Based on Toyota’s New Global Architecture (TNGA), the C-HR shares similar underpinnings as the Prius. In the aesthetic department, the C-HR remains consistent with Toyota’s recent design language, with sharp edges and strong lines that run the side of its body. If you cant find the rear door latch, that’s because it’s integrated within the C-pillar; a coupe-esque design cue that reminds us a whole lot of the HR-V.
Powertrain choices for the C-HR include a 1.2-litre turbo engine (currently powering the European Auris models), a 2.0-litre petrol unit and a 1.8-litre hybrid engine from the fourth-generation Prius. It can be had with a six-speed manual or a CVT, whereas drive is either to the front wheels or all wheels.
The C-HR is claimed to match the driving dynamics of a modern C-segment hatchback, made possible thanks to the refined TNGA platform and its low centre of gravity. Toyota vouches for the C-HR’s fun-to-drive element, a notion its CEO Akio Toyoda expressively envisioned when he assumed the role in Toyota Motor Corporation.
So, the bigger question is, will the Toyota C-HR be offered here in Malaysia?
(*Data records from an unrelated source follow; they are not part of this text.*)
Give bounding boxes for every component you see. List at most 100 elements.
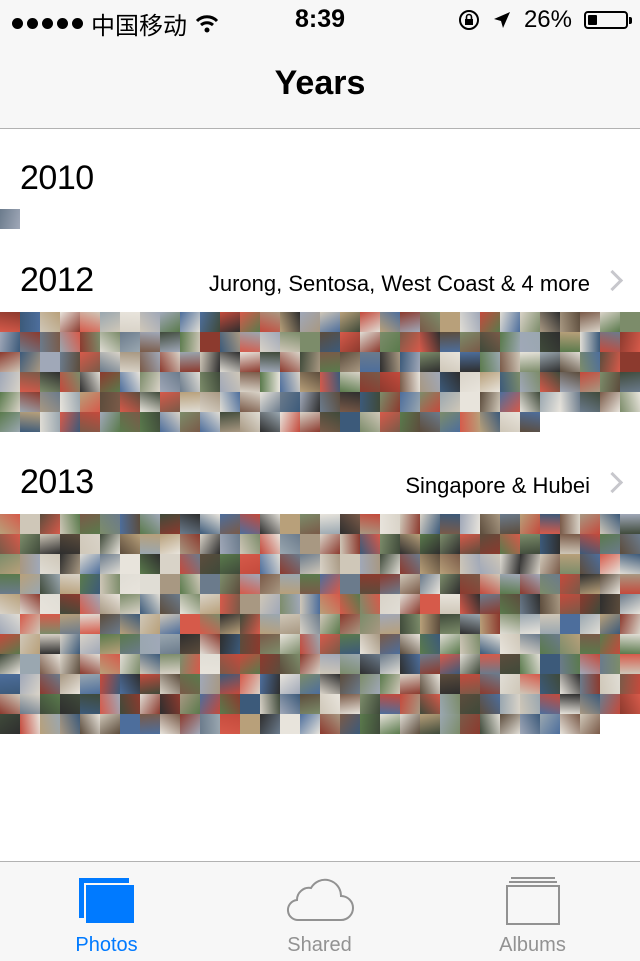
photo-thumbnail[interactable] [360,594,380,614]
photo-thumbnail[interactable] [80,412,100,432]
photo-thumbnail[interactable] [300,352,320,372]
photo-thumbnail[interactable] [460,574,480,594]
photo-thumbnail[interactable] [360,634,380,654]
photo-thumbnail[interactable] [460,694,480,714]
photo-thumbnail[interactable] [360,534,380,554]
photo-thumbnail[interactable] [120,392,140,412]
photo-thumbnail[interactable] [120,694,140,714]
photo-thumbnail[interactable] [300,372,320,392]
photo-thumbnail[interactable] [480,594,500,614]
photo-thumbnail[interactable] [280,352,300,372]
photo-thumbnail[interactable] [40,634,60,654]
photo-thumbnail[interactable] [380,514,400,534]
photo-thumbnail[interactable] [0,614,20,634]
photo-thumbnail[interactable] [580,714,600,734]
photo-thumbnail[interactable] [0,534,20,554]
photo-thumbnail[interactable] [480,554,500,574]
photo-thumbnail[interactable] [560,554,580,574]
photo-thumbnail[interactable] [260,352,280,372]
photo-thumbnail[interactable] [540,392,560,412]
photo-thumbnail[interactable] [240,352,260,372]
photo-thumbnail[interactable] [60,372,80,392]
photo-thumbnail[interactable] [100,714,120,734]
photo-thumbnail[interactable] [20,514,40,534]
photo-thumbnail[interactable] [300,674,320,694]
photo-thumbnail[interactable] [20,594,40,614]
photo-thumbnail[interactable] [420,694,440,714]
photo-thumbnail[interactable] [280,714,300,734]
photo-thumbnail[interactable] [60,514,80,534]
photo-thumbnail[interactable] [440,412,460,432]
photo-thumbnail[interactable] [180,694,200,714]
photo-thumbnail[interactable] [60,392,80,412]
photo-thumbnail[interactable] [80,714,100,734]
photo-thumbnail[interactable] [540,634,560,654]
photo-thumbnail[interactable] [200,594,220,614]
photo-thumbnail[interactable] [100,332,120,352]
photo-thumbnail[interactable] [180,614,200,634]
photo-thumbnail[interactable] [520,674,540,694]
photo-thumbnail[interactable] [100,392,120,412]
photo-thumbnail[interactable] [560,594,580,614]
photo-thumbnail[interactable] [100,554,120,574]
photo-thumbnail[interactable] [160,514,180,534]
photo-thumbnail[interactable] [320,634,340,654]
photo-thumbnail[interactable] [140,594,160,614]
photo-thumbnail[interactable] [20,392,40,412]
photo-thumbnail[interactable] [440,714,460,734]
photo-thumbnail[interactable] [160,554,180,574]
photo-thumbnail[interactable] [460,634,480,654]
photo-thumbnail[interactable] [280,554,300,574]
photo-thumbnail[interactable] [380,312,400,332]
photo-thumbnail[interactable] [360,514,380,534]
photo-thumbnail[interactable] [380,694,400,714]
photo-thumbnail[interactable] [280,412,300,432]
photo-thumbnail[interactable] [600,574,620,594]
photo-thumbnail[interactable] [220,674,240,694]
photo-thumbnail[interactable] [560,312,580,332]
photo-thumbnail[interactable] [400,534,420,554]
photo-thumbnail[interactable] [340,352,360,372]
photo-thumbnail[interactable] [420,614,440,634]
photo-thumbnail[interactable] [220,554,240,574]
photo-thumbnail[interactable] [200,694,220,714]
photo-thumbnail[interactable] [580,332,600,352]
photo-thumbnail[interactable] [120,674,140,694]
photo-thumbnail[interactable] [120,352,140,372]
photo-thumbnail[interactable] [0,352,20,372]
photo-thumbnail[interactable] [260,554,280,574]
photo-thumbnail[interactable] [440,634,460,654]
photo-thumbnail[interactable] [620,674,640,694]
photo-thumbnail[interactable] [620,514,640,534]
photo-thumbnail[interactable] [320,574,340,594]
photo-thumbnail[interactable] [40,534,60,554]
photo-thumbnail[interactable] [600,674,620,694]
photo-thumbnail[interactable] [220,594,240,614]
photo-thumbnail[interactable] [20,614,40,634]
photo-thumbnail[interactable] [240,554,260,574]
photo-thumbnail[interactable] [180,352,200,372]
photo-thumbnail[interactable] [580,514,600,534]
photo-thumbnail[interactable] [480,372,500,392]
year-header[interactable]: 2012 Jurong, Sentosa, West Coast & 4 mor… [0,231,640,301]
photo-thumbnail[interactable] [540,372,560,392]
photo-thumbnail[interactable] [180,574,200,594]
photo-thumbnail[interactable] [580,634,600,654]
photo-thumbnail[interactable] [300,694,320,714]
photo-thumbnail[interactable] [520,372,540,392]
photo-thumbnail[interactable] [380,352,400,372]
photo-thumbnail[interactable] [560,392,580,412]
photo-thumbnail[interactable] [400,614,420,634]
tab-photos[interactable]: Photos [0,862,213,961]
photo-thumbnail[interactable] [240,332,260,352]
photo-thumbnail[interactable] [80,614,100,634]
photo-thumbnail[interactable] [320,594,340,614]
photo-thumbnail[interactable] [160,352,180,372]
photo-mosaic[interactable] [0,209,640,229]
photo-thumbnail[interactable] [100,352,120,372]
photo-thumbnail[interactable] [400,312,420,332]
photo-thumbnail[interactable] [620,392,640,412]
photo-thumbnail[interactable] [20,574,40,594]
photo-thumbnail[interactable] [400,654,420,674]
photo-thumbnail[interactable] [520,352,540,372]
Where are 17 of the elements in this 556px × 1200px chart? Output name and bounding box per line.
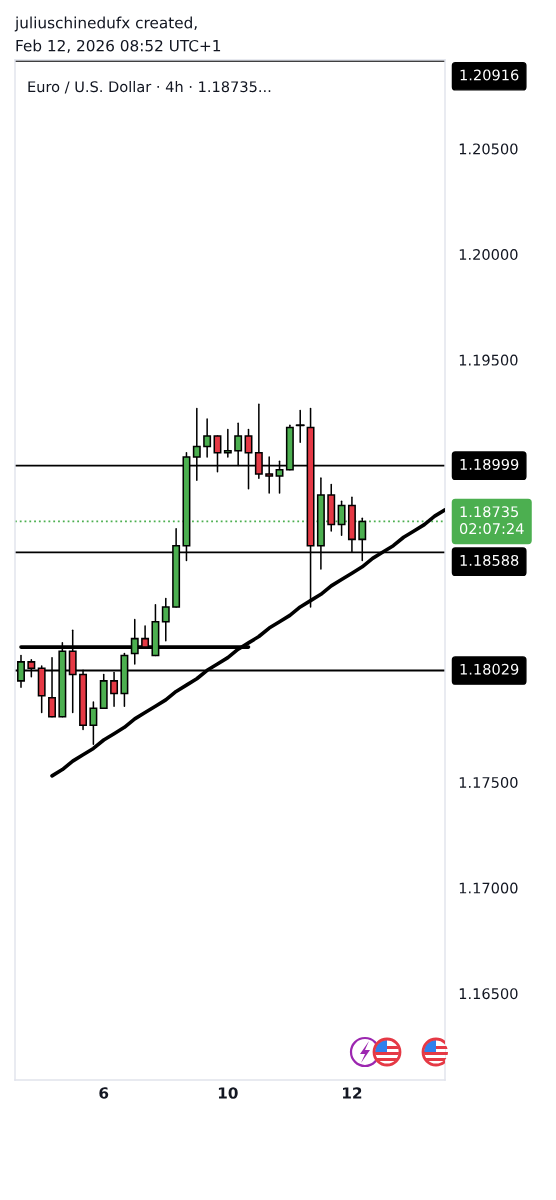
y-tick-label: 1.17500 [459, 776, 518, 788]
ref-line-label: 1.18588 [460, 554, 519, 566]
x-tick-label: 10 [218, 1087, 238, 1099]
y-tick-label: 1.20500 [459, 143, 518, 155]
text: Euro / U.S. Dollar · 4h · 1.18735... [28, 80, 271, 94]
ref-line-label: 1.18029 [460, 663, 519, 675]
y-tick-label: 1.17000 [459, 882, 518, 894]
ref-line-label: 1.20916 [460, 69, 519, 81]
x-tick-label: 6 [99, 1087, 109, 1099]
text: Feb 12, 2026 08:52 UTC+1 [16, 39, 221, 53]
ref-line-label: 1.18735 02:07:24 [459, 506, 524, 535]
y-tick-label: 1.19500 [459, 354, 518, 366]
x-tick-label: 12 [343, 1087, 362, 1099]
y-tick-label: 1.20000 [459, 249, 518, 261]
text: juliuschinedufx created, [14, 16, 197, 32]
ref-line-label: 1.18999 [460, 458, 519, 470]
y-tick-label: 1.16500 [459, 988, 518, 1000]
That’s a given, really. Specs wise, we can expect to get the front-wheel drive variant, although the likelihood of it being powered by the 1.2-litre turbocharged engine is as good as none. That leaves us with either the 1.8-litre hybrid or the 2.0-litre lump – the latter seems most promising at this juncture, due to high costs involved in offering the hybrid.
Although details of the 2.0-litre variant remain sketchy at this point of time, we can refer to the two current 2.0-litre engines powering the Corolla Altis (3ZR-FE, 143 horsepower) and Camry (6AR-FSE, 165 horsepower). It would be lovely if we could have the modern 6AR lump, but if the gearbox is going to be a CVT, then our best chance would be the Altis’ 2.0-litre 3ZR engine.
The real secret behind the success of the HR-V is not only its great looks, but Honda Malaysia did an incredible job at its pricing and the equipment it offers. Should UMW Toyota play their cards right by providing a decent kit with an equally competitive price to match, expect not only a really close battle between the HR-V and the C-HR, but also a major sales boost that could rocket UMW Toyota right up to its top spot once again.
After all, wouldn’t you love a high-riding car that looks like this?